I got a wootz bar from Finland too but don't know who makes them over there. Some guys in Russia make Wootz too.
The only wootz knife I have now is a hunter by Fabian Damanet.
Al Pendray (USA)
Achim Wirtz (Germany)
Fabian Damanet (Belgium)
All these makers make their own crucibles and forge them into Wootz.
I got a wootz bar from Finland too but don't know who makes them over there. Some guys in Russia make Wootz too.
The only wootz knife I have now is a hunter by Fabian Damanet.
OK! You've convinced me to stick with what I am good at. I sure don't want to drop a couple hundred and screw up. That would not be one of my best days. I would still like to forge one but maybe I should find someone that has some scrap that I can play with first. I do like the look but I have also read that it performs well. I make a lot of combat knives and thought this would be a good steel to use.

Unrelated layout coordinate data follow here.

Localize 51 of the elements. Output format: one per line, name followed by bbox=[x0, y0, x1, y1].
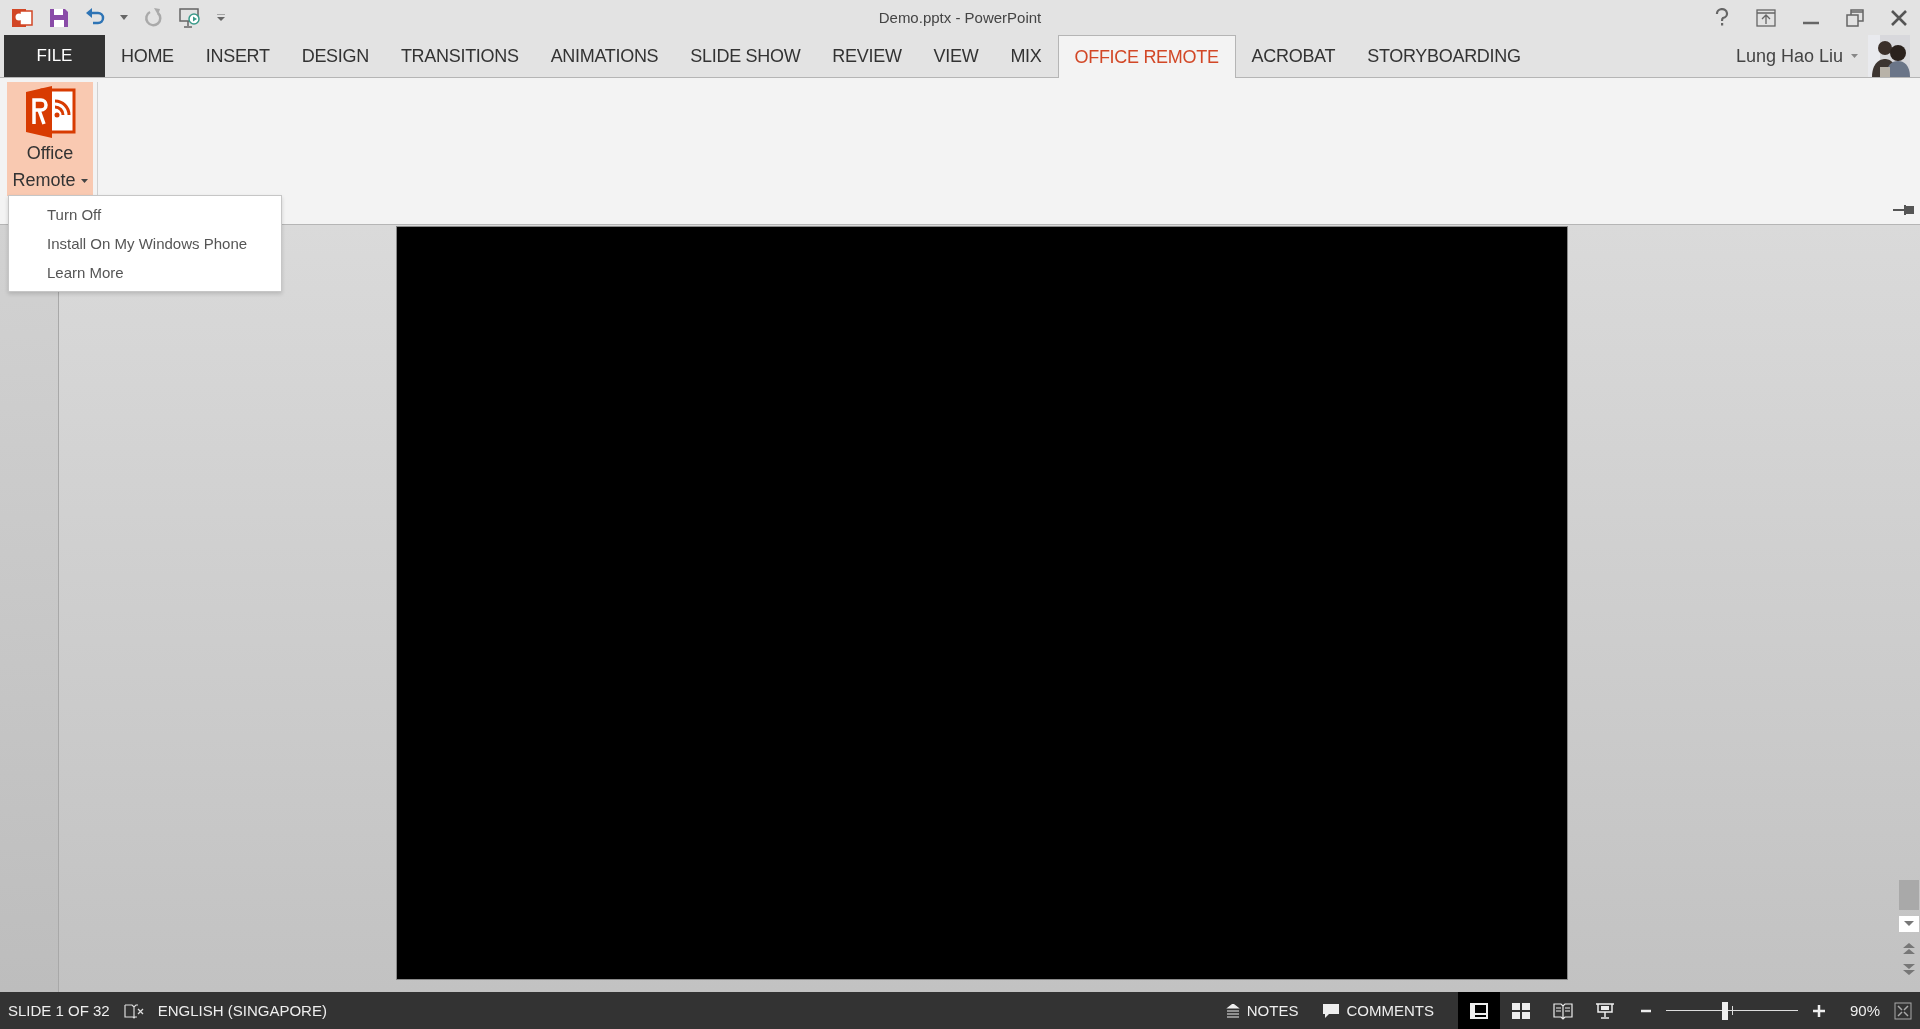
caret-icon[interactable] bbox=[120, 14, 128, 21]
next-slide-icon[interactable] bbox=[1902, 962, 1916, 976]
pin-icon[interactable] bbox=[1892, 202, 1914, 218]
scroll-down-icon[interactable] bbox=[1899, 916, 1919, 932]
restore-icon[interactable] bbox=[1846, 8, 1864, 27]
ribbon-tab[interactable]: DESIGN bbox=[285, 35, 385, 78]
previous-slide-icon[interactable] bbox=[1902, 942, 1916, 956]
help-icon[interactable] bbox=[1714, 7, 1730, 28]
comment-icon[interactable] bbox=[1322, 1002, 1341, 1019]
ribbon-tab[interactable]: VIEW bbox=[917, 35, 995, 78]
account-name[interactable]: Lung Hao Liu bbox=[1735, 45, 1843, 67]
projector-screen-icon[interactable] bbox=[1594, 1001, 1615, 1020]
ribbon-tab[interactable]: ACROBAT bbox=[1235, 35, 1352, 78]
comments-button[interactable]: COMMENTS bbox=[1322, 1002, 1434, 1019]
ribbon-tab[interactable]: SLIDE SHOW bbox=[674, 35, 817, 78]
ribbon-tab[interactable]: MIX bbox=[994, 35, 1058, 78]
ribbon-tab[interactable]: OFFICE REMOTE bbox=[1057, 35, 1236, 79]
normal-view-icon[interactable] bbox=[1468, 1001, 1489, 1020]
menu-item[interactable]: Install On My Windows Phone bbox=[9, 229, 281, 258]
language-indicator[interactable]: ENGLISH (SINGAPORE) bbox=[157, 1002, 327, 1019]
book-check-icon[interactable] bbox=[123, 1002, 144, 1019]
zoom-level[interactable]: 90% bbox=[1849, 1002, 1880, 1019]
grid-icon[interactable] bbox=[1510, 1001, 1531, 1020]
scrollbar-thumb[interactable] bbox=[1899, 880, 1919, 910]
window-title: Demo.pptx - PowerPoint bbox=[878, 9, 1042, 27]
menu-item[interactable]: Learn More bbox=[9, 258, 281, 287]
ribbon-tab[interactable]: ANIMATIONS bbox=[534, 35, 675, 78]
file-tab[interactable]: FILE bbox=[4, 35, 105, 78]
ribbon-tab[interactable]: INSERT bbox=[189, 35, 286, 78]
notes-icon[interactable] bbox=[1224, 1003, 1241, 1018]
normal-view-button[interactable] bbox=[1457, 991, 1500, 1029]
presentation-icon[interactable] bbox=[178, 6, 202, 29]
ribbon-tab[interactable]: HOME bbox=[105, 35, 190, 78]
zoom-slider-thumb[interactable] bbox=[1722, 1001, 1729, 1020]
ribbon-tab[interactable]: TRANSITIONS bbox=[384, 35, 535, 78]
zoom-in-icon[interactable] bbox=[1811, 1003, 1826, 1018]
notes-button[interactable]: NOTES bbox=[1224, 1002, 1299, 1019]
book-icon[interactable] bbox=[1552, 1001, 1573, 1020]
ribbon-tab[interactable]: REVIEW bbox=[816, 35, 918, 78]
slide-counter: SLIDE 1 OF 32 bbox=[8, 1002, 110, 1019]
save-icon[interactable] bbox=[48, 6, 70, 29]
caret-icon[interactable] bbox=[80, 179, 88, 185]
caret-icon[interactable] bbox=[1851, 53, 1858, 59]
menu-item[interactable]: Turn Off bbox=[9, 200, 281, 229]
close-icon[interactable] bbox=[1890, 8, 1908, 27]
zoom-slider[interactable] bbox=[1665, 1001, 1798, 1020]
ribbon-tab[interactable]: STORYBOARDING bbox=[1351, 35, 1537, 78]
customize-caret-icon[interactable] bbox=[216, 13, 226, 22]
ribbon-display-icon[interactable] bbox=[1756, 8, 1776, 27]
office-remote-button[interactable]: Office Remote bbox=[7, 82, 93, 197]
fit-to-window-icon[interactable] bbox=[1894, 1001, 1912, 1020]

New question; does anyone have some scraps I can buy? And since temp. is so important does anyone know what temp to take it to forge?

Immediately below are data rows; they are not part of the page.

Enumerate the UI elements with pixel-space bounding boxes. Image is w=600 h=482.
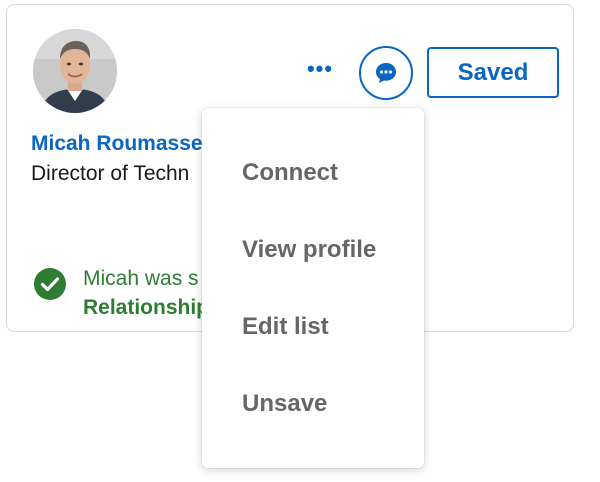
status-message-start: Micah was s [83,267,199,290]
menu-item-connect[interactable]: Connect [202,143,424,203]
avatar-photo [33,29,117,113]
more-actions-dropdown: Connect View profile Edit list Unsave [202,108,424,468]
profile-headline: Director of Techn [31,162,190,185]
more-actions-button[interactable]: ••• [301,56,339,89]
check-circle-icon [34,268,66,300]
menu-item-edit-list[interactable]: Edit list [202,297,424,357]
message-button[interactable] [359,46,413,100]
profile-name[interactable]: Micah Roumasse [31,132,203,156]
avatar[interactable] [33,29,117,113]
message-bubble-icon [376,63,396,83]
menu-item-view-profile[interactable]: View profile [202,220,424,280]
status-relationship-link[interactable]: Relationship [83,296,209,320]
saved-button[interactable]: Saved [427,47,559,98]
menu-item-unsave[interactable]: Unsave [202,374,424,434]
ellipsis-icon: ••• [306,56,334,81]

New question; does anyone have some scraps I can buy? And since temp. is so important does anyone know what temp to take it to forge?
I have corresponded at length with a Ukrainian wootz maker who uses a different method than most American wootz makers.
American makers mostly use the Pendray/Verhooven method where the ingot is made and then repeatedly worked hot-short. Their contention is that the damascene pattern is lost if the steel is overheated at any point.
The Ukrainian/Russian method is to take the dendritic ingot and perform a high temperature anneal, 1850+^F.
After the high temp anneal, the pattern is not visible until it has cycled to critical temperature many times - about 50 times.
This method is reported to have a very high success ratio compared to the Pendray method, which is reported to have a significant rate of failure in producing the pattern on the finished product.